What’s the Point?

31 January, 2021

Sometimes, you run into an article or essay that strikes a chord with you. Sometimes, you run into one that leaves you shaking your head.

In the latter category is an article published in August of 2014 about a man who quantified all of the communications he had during 2013. Yes, all of them. Email, SMS, postal mail. And his in-person conversations. He:

pulled out his phone and tracked the occurrence, measuring the conversation’s length, where it occurred, and, most bogglingly, all the subjects discussed.

Like what? How about:

But I really have to ask What was the point?

By analyzing all of the data that he collected, will he have better or more efficient and effective conversations in the future? Will he grow closer to others? Will he focus more on one channel of communication? Will he deepen his in-person conversations? Will he pull out pithy nuggets that he can use again, in some other form?

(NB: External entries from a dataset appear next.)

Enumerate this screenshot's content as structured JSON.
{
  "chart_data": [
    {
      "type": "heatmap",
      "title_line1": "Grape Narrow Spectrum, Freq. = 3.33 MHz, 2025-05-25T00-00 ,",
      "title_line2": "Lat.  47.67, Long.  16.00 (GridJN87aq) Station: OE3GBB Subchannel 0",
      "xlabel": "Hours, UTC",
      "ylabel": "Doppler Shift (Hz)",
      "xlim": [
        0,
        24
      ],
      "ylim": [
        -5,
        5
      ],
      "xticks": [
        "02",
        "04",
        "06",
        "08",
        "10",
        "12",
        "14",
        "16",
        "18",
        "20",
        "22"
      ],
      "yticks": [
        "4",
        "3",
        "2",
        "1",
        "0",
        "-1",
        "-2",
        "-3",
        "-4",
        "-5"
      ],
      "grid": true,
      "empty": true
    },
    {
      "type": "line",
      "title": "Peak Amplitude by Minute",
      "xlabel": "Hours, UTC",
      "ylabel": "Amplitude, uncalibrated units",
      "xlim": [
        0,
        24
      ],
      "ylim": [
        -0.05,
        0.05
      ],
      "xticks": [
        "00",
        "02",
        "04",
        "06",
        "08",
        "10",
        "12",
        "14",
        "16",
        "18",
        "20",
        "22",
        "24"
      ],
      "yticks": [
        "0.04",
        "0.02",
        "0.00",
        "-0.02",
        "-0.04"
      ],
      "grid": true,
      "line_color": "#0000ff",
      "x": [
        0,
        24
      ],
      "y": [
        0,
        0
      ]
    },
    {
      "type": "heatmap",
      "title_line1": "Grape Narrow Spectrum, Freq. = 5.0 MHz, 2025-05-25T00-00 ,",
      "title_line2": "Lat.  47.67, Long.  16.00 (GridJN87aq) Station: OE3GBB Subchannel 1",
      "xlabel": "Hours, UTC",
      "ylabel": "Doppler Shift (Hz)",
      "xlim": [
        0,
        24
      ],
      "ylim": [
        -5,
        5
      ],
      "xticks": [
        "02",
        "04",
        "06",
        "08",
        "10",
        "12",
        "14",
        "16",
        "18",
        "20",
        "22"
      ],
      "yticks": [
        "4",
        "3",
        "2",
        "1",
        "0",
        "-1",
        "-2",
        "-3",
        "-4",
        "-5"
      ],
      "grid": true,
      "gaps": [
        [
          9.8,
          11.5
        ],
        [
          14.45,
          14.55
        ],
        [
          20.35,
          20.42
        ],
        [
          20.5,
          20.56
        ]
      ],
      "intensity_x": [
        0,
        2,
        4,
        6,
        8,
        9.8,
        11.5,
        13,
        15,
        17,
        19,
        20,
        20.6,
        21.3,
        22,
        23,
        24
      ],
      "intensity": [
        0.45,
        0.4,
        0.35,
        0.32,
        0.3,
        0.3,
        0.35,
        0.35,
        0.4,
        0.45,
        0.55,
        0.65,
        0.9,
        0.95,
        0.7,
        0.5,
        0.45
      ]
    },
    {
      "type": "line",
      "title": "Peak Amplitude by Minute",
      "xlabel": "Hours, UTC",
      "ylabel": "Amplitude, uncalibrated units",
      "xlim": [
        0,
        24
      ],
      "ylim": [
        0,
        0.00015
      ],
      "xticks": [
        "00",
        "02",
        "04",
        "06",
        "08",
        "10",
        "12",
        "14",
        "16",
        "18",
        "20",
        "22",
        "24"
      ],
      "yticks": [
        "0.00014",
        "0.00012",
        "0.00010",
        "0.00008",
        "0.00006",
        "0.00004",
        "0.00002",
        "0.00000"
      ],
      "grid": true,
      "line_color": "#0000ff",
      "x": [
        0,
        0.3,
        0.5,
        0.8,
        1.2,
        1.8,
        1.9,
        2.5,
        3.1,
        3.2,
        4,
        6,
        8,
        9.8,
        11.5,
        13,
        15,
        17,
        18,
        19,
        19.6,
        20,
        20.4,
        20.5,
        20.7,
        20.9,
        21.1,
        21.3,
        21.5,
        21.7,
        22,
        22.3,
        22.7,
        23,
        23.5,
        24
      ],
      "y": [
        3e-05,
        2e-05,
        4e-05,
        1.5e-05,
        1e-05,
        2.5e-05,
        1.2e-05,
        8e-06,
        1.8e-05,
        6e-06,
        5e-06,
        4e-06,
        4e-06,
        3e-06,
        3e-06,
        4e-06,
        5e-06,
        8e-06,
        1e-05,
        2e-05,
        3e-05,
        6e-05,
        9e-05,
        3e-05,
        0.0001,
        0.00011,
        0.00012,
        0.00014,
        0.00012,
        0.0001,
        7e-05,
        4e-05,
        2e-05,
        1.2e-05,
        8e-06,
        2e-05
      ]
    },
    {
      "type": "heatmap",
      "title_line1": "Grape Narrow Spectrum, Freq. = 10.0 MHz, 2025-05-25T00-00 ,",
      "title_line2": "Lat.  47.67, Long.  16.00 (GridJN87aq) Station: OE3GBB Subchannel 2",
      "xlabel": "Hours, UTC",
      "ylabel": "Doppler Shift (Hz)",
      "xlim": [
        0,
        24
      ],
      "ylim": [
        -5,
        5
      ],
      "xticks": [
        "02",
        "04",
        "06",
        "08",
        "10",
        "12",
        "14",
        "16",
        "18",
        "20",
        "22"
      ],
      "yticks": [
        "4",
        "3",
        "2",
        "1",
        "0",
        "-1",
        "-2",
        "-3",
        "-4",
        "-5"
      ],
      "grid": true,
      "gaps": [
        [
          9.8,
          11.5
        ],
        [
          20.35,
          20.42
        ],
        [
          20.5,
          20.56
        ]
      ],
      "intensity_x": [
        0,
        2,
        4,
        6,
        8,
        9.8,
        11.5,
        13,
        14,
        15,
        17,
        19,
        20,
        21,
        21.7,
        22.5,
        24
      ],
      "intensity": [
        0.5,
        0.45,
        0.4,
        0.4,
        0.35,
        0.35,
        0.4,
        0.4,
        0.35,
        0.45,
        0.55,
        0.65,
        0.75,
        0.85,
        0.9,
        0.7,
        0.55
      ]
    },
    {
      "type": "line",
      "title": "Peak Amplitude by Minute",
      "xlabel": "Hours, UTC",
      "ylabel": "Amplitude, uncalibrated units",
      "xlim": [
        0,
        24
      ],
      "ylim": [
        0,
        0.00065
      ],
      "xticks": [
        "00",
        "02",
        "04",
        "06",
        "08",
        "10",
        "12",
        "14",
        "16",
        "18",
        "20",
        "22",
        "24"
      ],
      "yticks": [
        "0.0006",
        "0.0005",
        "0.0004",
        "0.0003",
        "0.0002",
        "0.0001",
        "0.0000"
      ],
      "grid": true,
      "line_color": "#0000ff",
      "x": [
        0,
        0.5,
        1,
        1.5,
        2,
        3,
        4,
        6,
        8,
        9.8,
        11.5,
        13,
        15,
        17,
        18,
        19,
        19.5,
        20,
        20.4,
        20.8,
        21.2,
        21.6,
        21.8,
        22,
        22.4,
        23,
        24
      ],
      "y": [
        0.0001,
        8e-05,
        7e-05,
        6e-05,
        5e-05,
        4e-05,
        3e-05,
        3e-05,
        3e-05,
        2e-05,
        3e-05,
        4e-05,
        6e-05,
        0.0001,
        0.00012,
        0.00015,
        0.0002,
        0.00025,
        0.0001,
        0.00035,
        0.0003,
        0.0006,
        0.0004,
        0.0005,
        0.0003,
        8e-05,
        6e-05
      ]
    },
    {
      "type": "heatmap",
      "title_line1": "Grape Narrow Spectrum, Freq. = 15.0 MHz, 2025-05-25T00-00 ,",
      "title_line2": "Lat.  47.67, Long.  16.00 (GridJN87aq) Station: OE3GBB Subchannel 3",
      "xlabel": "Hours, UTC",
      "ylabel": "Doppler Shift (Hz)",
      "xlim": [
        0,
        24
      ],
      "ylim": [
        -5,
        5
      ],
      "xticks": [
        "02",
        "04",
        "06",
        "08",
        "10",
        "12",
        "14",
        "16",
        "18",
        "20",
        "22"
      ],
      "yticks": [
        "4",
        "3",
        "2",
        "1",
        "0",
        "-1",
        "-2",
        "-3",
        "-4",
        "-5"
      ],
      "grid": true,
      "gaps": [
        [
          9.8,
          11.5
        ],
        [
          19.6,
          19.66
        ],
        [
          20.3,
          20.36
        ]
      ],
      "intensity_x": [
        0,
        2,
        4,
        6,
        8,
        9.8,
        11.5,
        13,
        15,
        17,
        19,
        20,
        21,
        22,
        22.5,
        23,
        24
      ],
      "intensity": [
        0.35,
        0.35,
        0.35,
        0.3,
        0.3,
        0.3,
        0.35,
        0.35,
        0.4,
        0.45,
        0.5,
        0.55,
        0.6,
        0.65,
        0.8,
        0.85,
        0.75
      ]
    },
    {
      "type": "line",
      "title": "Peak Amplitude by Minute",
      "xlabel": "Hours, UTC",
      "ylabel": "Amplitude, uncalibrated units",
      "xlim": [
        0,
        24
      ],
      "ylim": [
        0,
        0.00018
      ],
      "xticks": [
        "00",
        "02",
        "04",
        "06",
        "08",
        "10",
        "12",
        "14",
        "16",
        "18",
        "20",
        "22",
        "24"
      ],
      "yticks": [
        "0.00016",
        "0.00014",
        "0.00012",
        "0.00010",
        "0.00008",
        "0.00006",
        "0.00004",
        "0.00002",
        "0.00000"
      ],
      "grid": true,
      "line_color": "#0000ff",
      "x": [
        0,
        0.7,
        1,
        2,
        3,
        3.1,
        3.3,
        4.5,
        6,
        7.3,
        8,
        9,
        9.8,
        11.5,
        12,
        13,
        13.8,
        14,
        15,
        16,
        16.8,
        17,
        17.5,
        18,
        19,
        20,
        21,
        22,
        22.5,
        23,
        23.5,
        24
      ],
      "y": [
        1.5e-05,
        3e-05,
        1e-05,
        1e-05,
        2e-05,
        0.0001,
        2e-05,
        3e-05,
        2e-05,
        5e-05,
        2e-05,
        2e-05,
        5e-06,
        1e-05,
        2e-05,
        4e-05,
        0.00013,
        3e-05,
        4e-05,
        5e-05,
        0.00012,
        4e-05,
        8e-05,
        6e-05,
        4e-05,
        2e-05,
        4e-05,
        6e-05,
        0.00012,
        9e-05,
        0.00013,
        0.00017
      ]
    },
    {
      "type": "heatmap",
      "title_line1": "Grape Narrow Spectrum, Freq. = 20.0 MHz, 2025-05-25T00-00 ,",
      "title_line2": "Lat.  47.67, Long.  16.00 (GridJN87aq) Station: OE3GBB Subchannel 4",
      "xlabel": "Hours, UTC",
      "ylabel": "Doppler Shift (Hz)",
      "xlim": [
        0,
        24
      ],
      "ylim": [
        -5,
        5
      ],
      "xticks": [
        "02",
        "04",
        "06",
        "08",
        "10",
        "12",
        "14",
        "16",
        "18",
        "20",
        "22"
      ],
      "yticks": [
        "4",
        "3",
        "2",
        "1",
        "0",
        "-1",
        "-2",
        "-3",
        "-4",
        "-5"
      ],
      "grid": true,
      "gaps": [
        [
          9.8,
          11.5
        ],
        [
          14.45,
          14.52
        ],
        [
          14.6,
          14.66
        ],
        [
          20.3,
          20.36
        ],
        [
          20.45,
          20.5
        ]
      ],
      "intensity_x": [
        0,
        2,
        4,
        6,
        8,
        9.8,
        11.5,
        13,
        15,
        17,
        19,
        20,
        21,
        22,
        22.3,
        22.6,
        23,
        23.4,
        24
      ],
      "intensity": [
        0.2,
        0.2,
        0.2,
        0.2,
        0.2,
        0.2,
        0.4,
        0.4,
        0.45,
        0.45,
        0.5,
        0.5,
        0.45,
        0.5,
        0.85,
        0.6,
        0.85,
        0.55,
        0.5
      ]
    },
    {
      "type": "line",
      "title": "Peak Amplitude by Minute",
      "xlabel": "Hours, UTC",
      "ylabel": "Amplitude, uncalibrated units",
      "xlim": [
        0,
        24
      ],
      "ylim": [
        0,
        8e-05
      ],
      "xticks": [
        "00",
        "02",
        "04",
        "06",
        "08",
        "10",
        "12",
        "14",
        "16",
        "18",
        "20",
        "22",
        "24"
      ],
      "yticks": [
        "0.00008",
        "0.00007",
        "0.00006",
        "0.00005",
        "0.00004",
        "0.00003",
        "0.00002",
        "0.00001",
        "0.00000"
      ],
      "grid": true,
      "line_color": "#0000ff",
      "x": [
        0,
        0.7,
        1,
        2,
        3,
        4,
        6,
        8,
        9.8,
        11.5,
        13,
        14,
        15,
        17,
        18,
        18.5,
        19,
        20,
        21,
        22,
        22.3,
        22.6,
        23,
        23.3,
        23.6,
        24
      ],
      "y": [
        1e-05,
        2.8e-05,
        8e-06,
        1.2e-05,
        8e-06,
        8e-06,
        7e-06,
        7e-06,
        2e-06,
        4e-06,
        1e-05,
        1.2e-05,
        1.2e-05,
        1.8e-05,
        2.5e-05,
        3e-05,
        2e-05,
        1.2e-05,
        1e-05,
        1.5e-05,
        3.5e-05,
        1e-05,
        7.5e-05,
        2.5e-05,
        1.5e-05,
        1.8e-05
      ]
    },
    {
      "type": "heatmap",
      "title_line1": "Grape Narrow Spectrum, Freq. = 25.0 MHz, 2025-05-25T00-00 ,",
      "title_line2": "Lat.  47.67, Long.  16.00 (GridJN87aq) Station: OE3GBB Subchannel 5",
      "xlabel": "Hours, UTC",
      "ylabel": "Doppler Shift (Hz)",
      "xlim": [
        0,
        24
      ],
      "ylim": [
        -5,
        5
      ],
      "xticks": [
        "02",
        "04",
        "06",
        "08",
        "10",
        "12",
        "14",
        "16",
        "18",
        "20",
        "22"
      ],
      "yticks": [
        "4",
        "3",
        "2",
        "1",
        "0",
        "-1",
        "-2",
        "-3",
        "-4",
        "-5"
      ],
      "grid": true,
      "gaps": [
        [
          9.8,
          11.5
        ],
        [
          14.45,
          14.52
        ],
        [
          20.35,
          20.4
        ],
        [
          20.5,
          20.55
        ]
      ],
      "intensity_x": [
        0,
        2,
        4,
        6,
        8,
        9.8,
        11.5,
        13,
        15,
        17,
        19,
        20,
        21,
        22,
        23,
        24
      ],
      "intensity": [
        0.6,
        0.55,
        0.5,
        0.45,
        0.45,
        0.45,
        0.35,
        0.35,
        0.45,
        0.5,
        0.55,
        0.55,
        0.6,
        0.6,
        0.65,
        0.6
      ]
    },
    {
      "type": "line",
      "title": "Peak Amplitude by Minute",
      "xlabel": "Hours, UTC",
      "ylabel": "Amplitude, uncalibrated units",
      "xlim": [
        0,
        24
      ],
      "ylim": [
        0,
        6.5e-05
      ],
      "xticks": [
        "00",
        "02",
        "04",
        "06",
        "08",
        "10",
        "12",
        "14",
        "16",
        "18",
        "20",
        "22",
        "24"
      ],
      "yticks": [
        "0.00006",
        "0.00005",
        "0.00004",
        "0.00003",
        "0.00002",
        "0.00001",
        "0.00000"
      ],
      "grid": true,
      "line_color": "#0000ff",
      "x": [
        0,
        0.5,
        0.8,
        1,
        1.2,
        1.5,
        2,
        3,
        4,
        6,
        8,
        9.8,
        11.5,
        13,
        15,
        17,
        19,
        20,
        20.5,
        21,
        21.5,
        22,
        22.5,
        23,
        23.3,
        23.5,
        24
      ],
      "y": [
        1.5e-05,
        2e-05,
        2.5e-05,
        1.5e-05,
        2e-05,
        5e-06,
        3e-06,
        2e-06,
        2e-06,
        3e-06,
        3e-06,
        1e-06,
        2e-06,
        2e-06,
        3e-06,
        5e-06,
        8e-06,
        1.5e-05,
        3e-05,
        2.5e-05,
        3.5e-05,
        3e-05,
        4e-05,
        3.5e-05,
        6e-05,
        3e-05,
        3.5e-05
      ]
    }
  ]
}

I can’t see any of that happening.

What do those numbers that he derived mean in practical terms? I don’t think the data that he collected and recorded can quantify the quality of the interactions that he had. I’ve had long conversations with people, conversations that led to nothing. But those conversations were enjoyable because I was communicating with interesting people who I liked and with whom I was at ease. I didn’t come to any profound conclusion about the ethical structure of the universe, but I felt better after having had those conversations.

In practical terms, was all the time and effort that he spent collecting and collating and analyzing and visualizing that data worth it? Or could that time and effort have been channelled into something else that could potentially be more worthwhile?

Data can be useful. But it’s not the be all, end all. So much lies beneath data that even best analysis and mining tools can’t come close to touching it. What lies beneath is the human factor.

Do you want to live a better life? Then focus on your life. Do things. Make changes. Live. Don’t become a slave to data. Don’t expect the data to provide you with some truth or path. That lies within you.